Selon le président de l’Association des industriels libanais (AIL), Fadi Gemayel, le potentiel du secteur est sous-exploité, alors que ce dernier pourrait bien bénéficier à l’ensemble de l’économie.
Comment s’est portée l’industrie libanaise en 2015?
Le secteur industriel libanais tient le coup envers et contre tous les défis auxquels il doit faire face. En 2015, l’industrie a dû accuser une baisse de 3% de ses exportations, lesquelles se sont établies à 1,54 milliard de dollars. Il faut souligner une chute cumulée des exportations industrielles de 23% depuis 2013. Mais malgré ces chiffres, nous restons optimistes. Etant donné la situation du pays et celle de la région, nous aurions pu nous attendre à un véritable effondrement de l’activité. Sur la période 2012-2013, nous enregistrions encore des taux de croissance de 30% des exportations industrielles sur des marchés comme l’Irak.
Qu’attendez-vous de la part du gouvernement?
Le secteur industriel repose aujourd’hui uniquement sur le privé. Le programme de subventions aux exportations, mis en place par Idal, a été la seule initiative publique à soutenir notre secteur. L’enveloppe allouée de 14 millions de dollars est une belle initiative, mais elle n’est pas suffisante pour soutenir un secteur en difficulté. Nous avons besoin d’une solution pour réduire la facture énergétique. Même si le coût de cette dernière a diminué avec la chute des prix du pétrole, la baisse n’est pas suffisante pour compenser nos pertes. Nous avons également besoin de liquidités. Le secteur industriel, même s’il résiste autant que possible, est à bout de souffle et nos réserves ne sont pas infinies. Enfin, le gouvernement doit améliorer le contrôle des entreprises syriennes qui exercent une concurrence illégale et déloyale envers les industriels libanais.
Quels ont été les défis de l’industrie libanaise en 2015?
Comme depuis quatre ans, l’industrie libanaise a été confrontée à l’instabilité locale, la guerre en Syrie et maintenant dans toute la région. Avant 2011, les exportations libanaises transitaient par voie terrestre par la Syrie, pour se diriger vers nos marchés traditionnels que sont les pays du Golfe et l’Irak. La fermeture du passage de Nassib à la frontière jordanienne, en avril dernier, a encore rendu plus difficile le transport des marchandises. Il s’agissait du dernier passage terrestre pour exporter les produits libanais à travers la région. Par ailleurs, le contexte économique mondial n’a pas épargné l’activité des industriels libanais.

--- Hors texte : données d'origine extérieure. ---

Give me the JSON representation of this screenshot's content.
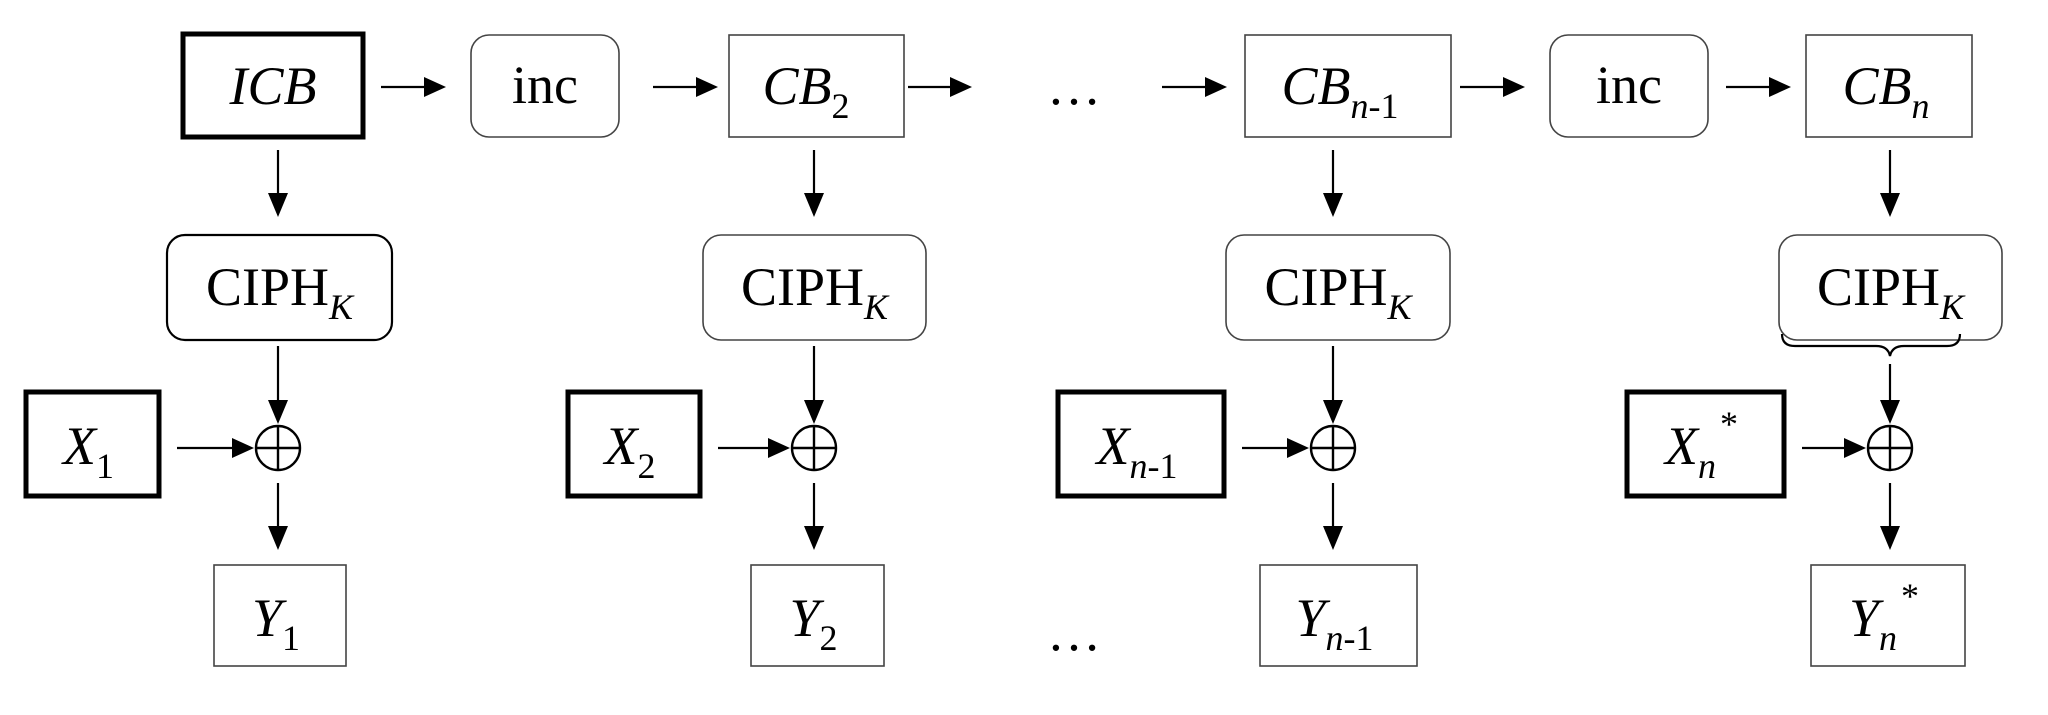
{
  "counter_blocks": [
    {
      "id": "icb",
      "main": "ICB",
      "sub": "",
      "emphasis": "thick"
    },
    {
      "id": "cb2",
      "main": "CB",
      "sub": "2",
      "emphasis": "thin"
    },
    {
      "id": "cbn1",
      "main": "CB",
      "sub": "n",
      "sub_suffix": "-1",
      "emphasis": "thin"
    },
    {
      "id": "cbn",
      "main": "CB",
      "sub": "n",
      "sub_suffix": "",
      "emphasis": "thin"
    }
  ],
  "inc_label": "inc",
  "cipher": {
    "main": "CIPH",
    "sub": "K"
  },
  "xor_symbol": "⊕",
  "ellipsis": "…",
  "inputs": [
    {
      "main": "X",
      "sub": "1",
      "sub_suffix": "",
      "sup": ""
    },
    {
      "main": "X",
      "sub": "2",
      "sub_suffix": "",
      "sup": ""
    },
    {
      "main": "X",
      "sub": "n",
      "sub_suffix": "-1",
      "sup": ""
    },
    {
      "main": "X",
      "sub": "n",
      "sub_suffix": "",
      "sup": "*"
    }
  ],
  "outputs": [
    {
      "main": "Y",
      "sub": "1",
      "sub_suffix": "",
      "sup": ""
    },
    {
      "main": "Y",
      "sub": "2",
      "sub_suffix": "",
      "sup": ""
    },
    {
      "main": "Y",
      "sub": "n",
      "sub_suffix": "-1",
      "sup": ""
    },
    {
      "main": "Y",
      "sub": "n",
      "sub_suffix": "",
      "sup": "*"
    }
  ]
}
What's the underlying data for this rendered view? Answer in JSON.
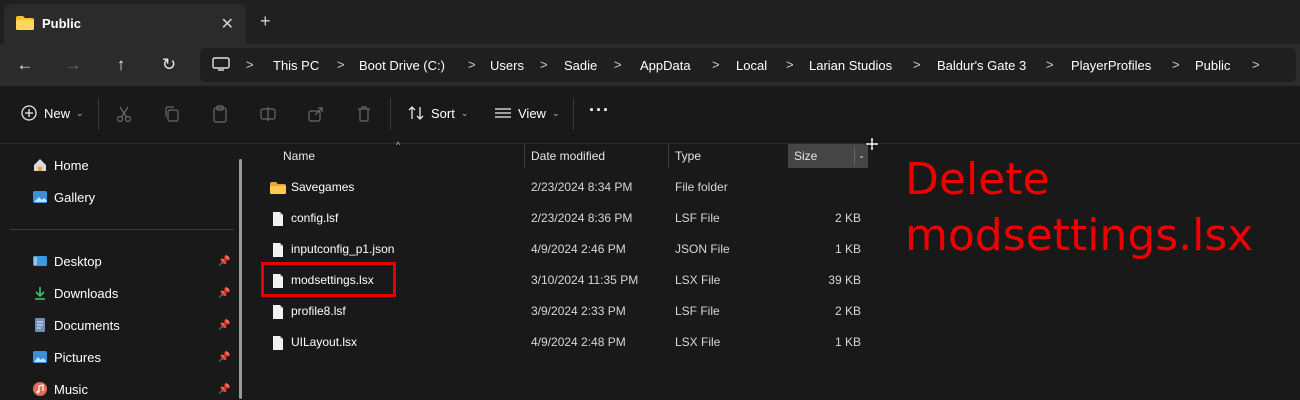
{
  "tab": {
    "title": "Public",
    "close": "✕",
    "new_tab": "+"
  },
  "nav": {
    "back": "←",
    "forward": "→",
    "up": "↑",
    "refresh": "↻"
  },
  "breadcrumbs": [
    "This PC",
    "Boot Drive (C:)",
    "Users",
    "Sadie",
    "AppData",
    "Local",
    "Larian Studios",
    "Baldur's Gate 3",
    "PlayerProfiles",
    "Public"
  ],
  "separator": ">",
  "toolbar": {
    "new_label": "New",
    "sort_label": "Sort",
    "view_label": "View",
    "more": "···",
    "chevron": "⌄"
  },
  "sidebar": {
    "items": [
      {
        "label": "Home",
        "icon": "home-icon",
        "pinned": false
      },
      {
        "label": "Gallery",
        "icon": "gallery-icon",
        "pinned": false
      },
      {
        "label": "Desktop",
        "icon": "desktop-icon",
        "pinned": true
      },
      {
        "label": "Downloads",
        "icon": "downloads-icon",
        "pinned": true
      },
      {
        "label": "Documents",
        "icon": "documents-icon",
        "pinned": true
      },
      {
        "label": "Pictures",
        "icon": "pictures-icon",
        "pinned": true
      },
      {
        "label": "Music",
        "icon": "music-icon",
        "pinned": true
      }
    ],
    "pin_glyph": "📌"
  },
  "columns": {
    "name": "Name",
    "date": "Date modified",
    "type": "Type",
    "size": "Size",
    "sort_caret": "^",
    "dropdown": "⌄"
  },
  "files": [
    {
      "name": "Savegames",
      "date": "2/23/2024 8:34 PM",
      "type": "File folder",
      "size": "",
      "icon": "folder-icon"
    },
    {
      "name": "config.lsf",
      "date": "2/23/2024 8:36 PM",
      "type": "LSF File",
      "size": "2 KB",
      "icon": "file-icon"
    },
    {
      "name": "inputconfig_p1.json",
      "date": "4/9/2024 2:46 PM",
      "type": "JSON File",
      "size": "1 KB",
      "icon": "file-icon"
    },
    {
      "name": "modsettings.lsx",
      "date": "3/10/2024 11:35 PM",
      "type": "LSX File",
      "size": "39 KB",
      "icon": "file-icon"
    },
    {
      "name": "profile8.lsf",
      "date": "3/9/2024 2:33 PM",
      "type": "LSF File",
      "size": "2 KB",
      "icon": "file-icon"
    },
    {
      "name": "UILayout.lsx",
      "date": "4/9/2024 2:48 PM",
      "type": "LSX File",
      "size": "1 KB",
      "icon": "file-icon"
    }
  ],
  "annotation": {
    "line1": "Delete",
    "line2": "modsettings.lsx",
    "color": "#ee0000"
  },
  "colors": {
    "folder": "#f4c430",
    "highlight": "#e60000",
    "background": "#191919"
  }
}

Avec la baisse de l’euro, les produits libanais doivent faire face à une concurrence accrue des produits européens. Enfin, en interne, nous avons également eu notre lot de crises. Celle des déchets a eu impact sur des milliers de personnes travaillant dans les usines de recyclage. Ces usines se sont retrouvées, du jour au lendemain, en manque de matières premières. En six mois de crise, l’activité des usines de recyclage a ainsi reculé de 25% au moins. Citons également la décision des douanes d’étendre les procédures de contrôle à l’ensemble des marchandises transitant par le port de Beyrouth pour lutter contre la corruption. Cela a entraîné de nombreux retards affectant les flux d’approvisionnement.
Quelles solutions pour l’industrie libanaise?

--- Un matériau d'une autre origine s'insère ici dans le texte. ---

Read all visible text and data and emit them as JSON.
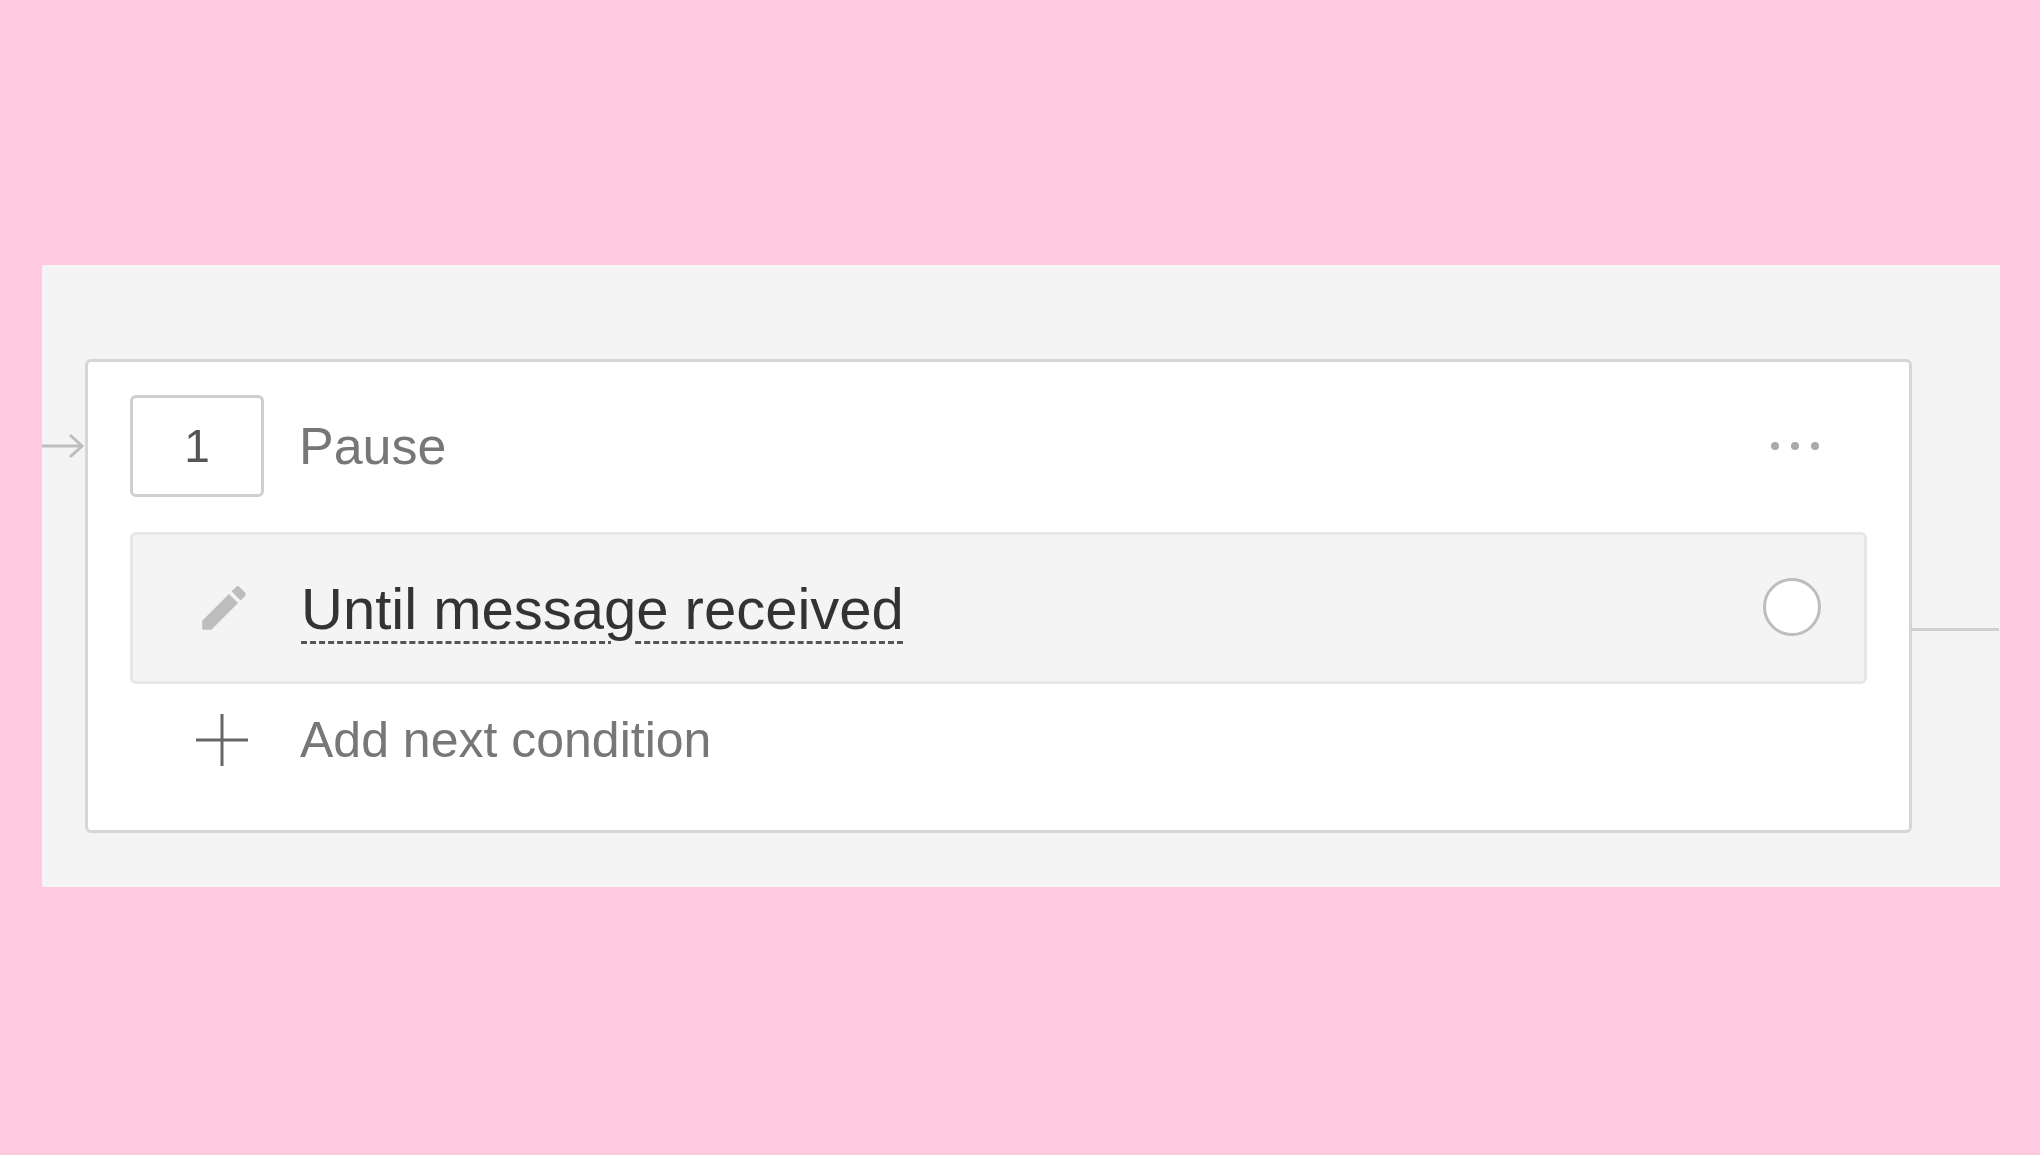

Aujourd’hui, nous n’avons d’autres choix que de nous tourner vers de nouveaux marchés. Nous avons perdu les marchés traditionnels qu’étaient le Golfe, le Yémen, l’Irak. Actuellement, nos exportations sont en hausse vers l’Europe et les Etats-Unis, nous espérons ainsi poursuivre cette tendance et développer ces marchés. Mais nous envisageons également d’autres destinations: l’Afrique, la Russie et pourquoi pas l’Iran dont il ne faut pas négliger le potentiel de sa solide industrie. Aujourd’hui, nous multiplions les voyages pour présenter les forces des produits libanais, mais aussi et surtout, des industriels libanais qui sont devenus par la force des choses des experts dans l’art de réagir aux crises. C’est cette image de marque que nous essayons de communiquer à nos partenaires.
Le potentiel industriel est-il pleinement exploité?
Le secteur industriel représente aujourd’hui 12% du PIB mais pourrait, en réalité, représenter un levier bien plus important dont les effets positifs pourraient bien se faire sentir sur l’ensemble de l’économie, le secteur agricole, celui des services, du transport et des banques. On pourrait facilement atteindre 18% du PIB si l’industrie ne devait pas endurer des coûts supplémentaires. Il faut savoir que chaque diminution de 20 000 dollars dans la balance commerciale crée un emploi. Cela montre à quel point un regain de l’industrie libanaise peut être bénéfique pour l’ensemble de l’économie par effet boule de neige. Le potentiel existe bel et bien, nous avons simplement besoin d’un peu d’aide.